As for lithium self discharge is really a moot point. The industry as a whole clearly state self discharge is 1 to 3%, and CALB are not on the high end of that as they are not top quality LFP batteries. But again that is a moot point when the batteries are cycled daily/weekly or frequently. They will never be sitting around long enough for self discharge to amount to anything.


----------



## sabahtom (Mar 1, 2011)

*Difference in voltage under load between pos/neg terminals*

I can connect the 5A load at A or at B, and still keep it across the whole pack.

I see 2.85v at point B under 5A load. At the same time at point A it's 3.56v.

When I remove the load point A is 3.205v and B is 3.208v. 

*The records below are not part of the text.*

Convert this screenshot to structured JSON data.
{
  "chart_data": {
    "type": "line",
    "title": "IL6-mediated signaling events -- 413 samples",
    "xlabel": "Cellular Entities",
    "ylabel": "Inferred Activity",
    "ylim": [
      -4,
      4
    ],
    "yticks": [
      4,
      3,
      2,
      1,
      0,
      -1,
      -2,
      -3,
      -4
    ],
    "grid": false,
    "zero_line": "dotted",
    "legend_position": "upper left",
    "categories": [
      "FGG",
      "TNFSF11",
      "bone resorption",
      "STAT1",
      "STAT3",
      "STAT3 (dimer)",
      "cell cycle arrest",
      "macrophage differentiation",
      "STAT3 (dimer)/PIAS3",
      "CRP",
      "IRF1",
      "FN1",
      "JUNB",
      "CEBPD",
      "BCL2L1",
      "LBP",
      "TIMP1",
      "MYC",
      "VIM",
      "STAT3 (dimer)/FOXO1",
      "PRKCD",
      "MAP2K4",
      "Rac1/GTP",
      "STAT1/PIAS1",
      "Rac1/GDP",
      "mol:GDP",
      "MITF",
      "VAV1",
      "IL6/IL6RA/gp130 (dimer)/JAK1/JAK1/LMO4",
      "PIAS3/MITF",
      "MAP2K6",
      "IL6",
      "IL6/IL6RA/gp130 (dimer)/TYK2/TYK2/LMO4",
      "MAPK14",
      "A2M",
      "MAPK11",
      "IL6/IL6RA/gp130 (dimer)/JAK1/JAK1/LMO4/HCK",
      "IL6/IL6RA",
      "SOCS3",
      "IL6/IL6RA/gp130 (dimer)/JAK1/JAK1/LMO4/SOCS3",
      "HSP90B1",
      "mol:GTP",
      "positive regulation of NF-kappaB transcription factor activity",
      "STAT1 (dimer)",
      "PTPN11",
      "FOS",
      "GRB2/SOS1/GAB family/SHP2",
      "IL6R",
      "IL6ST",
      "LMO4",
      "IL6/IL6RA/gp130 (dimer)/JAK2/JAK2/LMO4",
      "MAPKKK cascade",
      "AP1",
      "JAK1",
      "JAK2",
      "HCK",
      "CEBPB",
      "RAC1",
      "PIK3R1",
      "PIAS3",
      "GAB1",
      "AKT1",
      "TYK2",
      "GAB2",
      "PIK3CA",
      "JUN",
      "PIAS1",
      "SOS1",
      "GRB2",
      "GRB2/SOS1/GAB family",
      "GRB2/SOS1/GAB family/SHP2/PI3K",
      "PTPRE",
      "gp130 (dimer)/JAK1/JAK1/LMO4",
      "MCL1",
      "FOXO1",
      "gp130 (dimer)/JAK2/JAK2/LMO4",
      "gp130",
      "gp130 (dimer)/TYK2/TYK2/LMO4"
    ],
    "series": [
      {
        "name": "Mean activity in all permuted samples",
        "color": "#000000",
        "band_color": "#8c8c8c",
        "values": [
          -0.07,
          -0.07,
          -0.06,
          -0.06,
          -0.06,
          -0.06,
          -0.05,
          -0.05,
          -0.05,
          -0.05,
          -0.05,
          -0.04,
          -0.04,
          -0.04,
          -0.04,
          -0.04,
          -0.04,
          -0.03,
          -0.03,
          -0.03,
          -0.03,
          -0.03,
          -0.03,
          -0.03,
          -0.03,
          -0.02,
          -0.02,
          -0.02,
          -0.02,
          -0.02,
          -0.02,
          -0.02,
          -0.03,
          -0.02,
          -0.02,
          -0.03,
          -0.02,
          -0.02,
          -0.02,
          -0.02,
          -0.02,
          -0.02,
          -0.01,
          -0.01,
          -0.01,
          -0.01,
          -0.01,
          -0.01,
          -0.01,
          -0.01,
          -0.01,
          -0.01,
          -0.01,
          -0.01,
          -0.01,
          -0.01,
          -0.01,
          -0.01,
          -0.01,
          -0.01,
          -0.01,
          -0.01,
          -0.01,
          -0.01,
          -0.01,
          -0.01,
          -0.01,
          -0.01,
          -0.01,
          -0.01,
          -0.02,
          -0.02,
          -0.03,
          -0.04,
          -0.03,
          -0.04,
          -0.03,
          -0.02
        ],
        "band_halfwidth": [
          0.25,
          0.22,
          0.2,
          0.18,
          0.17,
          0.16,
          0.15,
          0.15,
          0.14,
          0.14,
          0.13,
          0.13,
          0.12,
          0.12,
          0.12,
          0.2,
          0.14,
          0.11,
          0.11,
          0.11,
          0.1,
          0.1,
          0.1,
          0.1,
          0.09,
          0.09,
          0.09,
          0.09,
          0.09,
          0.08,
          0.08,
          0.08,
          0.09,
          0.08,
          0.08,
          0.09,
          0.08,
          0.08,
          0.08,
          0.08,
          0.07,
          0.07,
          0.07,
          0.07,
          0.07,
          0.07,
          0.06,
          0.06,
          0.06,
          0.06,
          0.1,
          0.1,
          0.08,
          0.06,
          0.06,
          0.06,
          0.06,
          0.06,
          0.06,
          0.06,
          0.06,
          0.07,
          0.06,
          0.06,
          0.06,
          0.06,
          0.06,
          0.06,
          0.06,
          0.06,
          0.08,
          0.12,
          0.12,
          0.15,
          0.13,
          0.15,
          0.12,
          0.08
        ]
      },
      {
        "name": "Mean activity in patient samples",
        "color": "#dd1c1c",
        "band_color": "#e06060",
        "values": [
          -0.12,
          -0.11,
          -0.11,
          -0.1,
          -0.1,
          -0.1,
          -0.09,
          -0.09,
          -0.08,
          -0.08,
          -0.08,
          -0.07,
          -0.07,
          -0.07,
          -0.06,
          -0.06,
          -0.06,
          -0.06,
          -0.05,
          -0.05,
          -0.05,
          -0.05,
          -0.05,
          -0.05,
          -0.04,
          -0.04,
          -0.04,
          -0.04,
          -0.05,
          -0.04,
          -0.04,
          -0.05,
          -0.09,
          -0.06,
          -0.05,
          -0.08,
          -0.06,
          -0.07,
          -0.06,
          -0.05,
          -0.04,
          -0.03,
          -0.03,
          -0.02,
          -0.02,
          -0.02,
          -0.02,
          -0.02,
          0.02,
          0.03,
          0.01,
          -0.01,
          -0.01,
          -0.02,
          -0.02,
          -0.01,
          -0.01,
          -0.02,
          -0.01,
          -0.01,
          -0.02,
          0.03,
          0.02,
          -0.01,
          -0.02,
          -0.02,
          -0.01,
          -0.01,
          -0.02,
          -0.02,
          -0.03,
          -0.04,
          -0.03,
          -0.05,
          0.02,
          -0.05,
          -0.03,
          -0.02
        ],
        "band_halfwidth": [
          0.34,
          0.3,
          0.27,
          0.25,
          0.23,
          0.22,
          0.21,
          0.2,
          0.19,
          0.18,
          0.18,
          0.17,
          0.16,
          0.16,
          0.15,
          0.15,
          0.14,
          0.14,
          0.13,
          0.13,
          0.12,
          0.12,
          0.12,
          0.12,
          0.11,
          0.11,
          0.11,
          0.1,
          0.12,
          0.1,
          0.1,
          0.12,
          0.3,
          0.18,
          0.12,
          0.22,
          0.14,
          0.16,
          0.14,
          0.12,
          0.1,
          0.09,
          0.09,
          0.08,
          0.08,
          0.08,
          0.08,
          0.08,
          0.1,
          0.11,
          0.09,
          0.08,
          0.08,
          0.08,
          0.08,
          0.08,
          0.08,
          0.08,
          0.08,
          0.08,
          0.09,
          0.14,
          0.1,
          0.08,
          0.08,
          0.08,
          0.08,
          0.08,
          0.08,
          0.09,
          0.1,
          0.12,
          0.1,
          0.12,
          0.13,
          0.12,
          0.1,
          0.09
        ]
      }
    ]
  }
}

The highest cell in the pack with no load is 3.214 and the lowest is 3.205. There might be some inaccuracy in the measurements there but the interconnects seem good.

Any thoughts appreciated 

Edit: Seems that 2.85v + (3.56-2.85)/2 gives me 3.205v. That's the pack average, and I guess it's not a coincidence if it's that neat.


----------



## Sunking (Aug 10, 2009)

*Re: Difference in voltage under load between pos/neg terminals*



sabahtom said:


> I can connect the 5A load at A or at B, and still keep it across the whole pack.
> 
> I see 2.85v at point B under 5A load. At the same time at point A it's 3.56v.
> 
> ...


Sounds like you have bad connections. Only way possible to have .4 volt difference between batteries in parallel is if you have significant resistance somewhere in the circuit with current flowing.


----------



## sabahtom (Mar 1, 2011)

You're right Sunking. The floor is uneven, causing a few of them to twist and reduce the contact surface.


----------